Comment Re:How do they define "Terrorism"? (Score 1) 216

In the US, already, various government agencies have defined "terrorists" as people who store food like the Mormons, support political candidates like Ron Paul, or prefer not to use the banking system.

Disappearing these people under the NDAA is already legal. I guess they could block their website too.

Comment Re:I dont see the need for this feature... (Score 2) 95

I dont know if this is available in the USA.

It's not. Wire transfers typically cost $30-40. Paypal is much preferred for small amounts. One 'hack' for larger amounts than Paypal will allow is to have an account at national bank and have your friend go to one and deposit cash into your account. Except the national banks usually charge a monthly fee for small accounts, so it's not cheap and it's certainly not easy. Facebook money will be very popular here.

We can't have nice things 'cause terrists (used to be "drugs and mob crime and pedos"). Land of the Free and all that jazz.

Comment So Out Them! (Score 3, Interesting) 132

"That's just laziness on the part of a manufacturer," Paterson said in a phone interview. "This is cardinal sin."

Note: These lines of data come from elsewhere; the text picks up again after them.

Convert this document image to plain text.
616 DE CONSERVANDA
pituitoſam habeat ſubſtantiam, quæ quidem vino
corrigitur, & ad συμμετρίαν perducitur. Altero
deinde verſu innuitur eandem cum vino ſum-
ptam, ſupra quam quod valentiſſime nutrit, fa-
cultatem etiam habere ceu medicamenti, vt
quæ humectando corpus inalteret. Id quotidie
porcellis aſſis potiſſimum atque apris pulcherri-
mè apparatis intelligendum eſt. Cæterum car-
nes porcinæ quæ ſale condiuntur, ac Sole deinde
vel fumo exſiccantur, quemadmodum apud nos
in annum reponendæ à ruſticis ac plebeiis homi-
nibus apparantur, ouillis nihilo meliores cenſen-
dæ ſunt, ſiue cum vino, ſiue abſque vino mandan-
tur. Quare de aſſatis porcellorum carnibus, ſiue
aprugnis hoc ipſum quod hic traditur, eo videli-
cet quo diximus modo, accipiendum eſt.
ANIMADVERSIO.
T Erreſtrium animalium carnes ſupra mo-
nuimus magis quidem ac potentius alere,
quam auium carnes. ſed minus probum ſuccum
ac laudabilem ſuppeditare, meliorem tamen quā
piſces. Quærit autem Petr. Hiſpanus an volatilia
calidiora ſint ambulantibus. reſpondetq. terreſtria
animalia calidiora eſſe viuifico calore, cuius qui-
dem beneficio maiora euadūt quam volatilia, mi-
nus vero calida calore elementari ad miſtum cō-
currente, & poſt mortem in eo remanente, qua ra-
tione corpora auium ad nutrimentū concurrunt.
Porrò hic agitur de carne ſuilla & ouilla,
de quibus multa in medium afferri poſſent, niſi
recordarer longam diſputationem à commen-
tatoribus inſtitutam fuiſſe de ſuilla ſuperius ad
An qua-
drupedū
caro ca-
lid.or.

Then it deserves at least social shaming and ostracism, if not worse than those minor responses to venial sins. Protecting the manufacturers only creates an environment where the incentives are aligned for them to do it again. If manufacturers aren't keenly aware that they need to protect their reputation, then they will cut every corner that doesn't provide them a competitive advantage.

Comment Re:i don't get it..... (Score 2) 82

binaural = stereo
3d audio = surround sound (5.1/7.1/8.1/etc)

No, binaural is one presentation modality for a 3D soundstage. You could do it with any given set of speakers if you have the right convolution matrix. Stereo imaging was what I worked on for an undergrad project in the early 90's. We had 5.1 available at the time and nobody called it '3D audio' - "Surround Sound" was the common parlance.

Comment Re:Terribly regressive penalty (Score 1) 760

Except, if you read even the summary, you'll discover that they're taking half of estimated spending money, not half of your income.

Let's not be naive - the working poor don't have any "spending money" - they have high debt and have to figure out which bills to pay this month and if it's going to be beans or Ramen tonight.

I doubt the working poor pay no fines, so @SuperKendall is right on this one. If somebody can show that this is, in fact, not true, then by all means prove the Finns to be enlightened (the article does not do that). Until then it's fair to assume that nothing is unusual here and that low-level-crime prosecution is universally used to keep the lower classes down.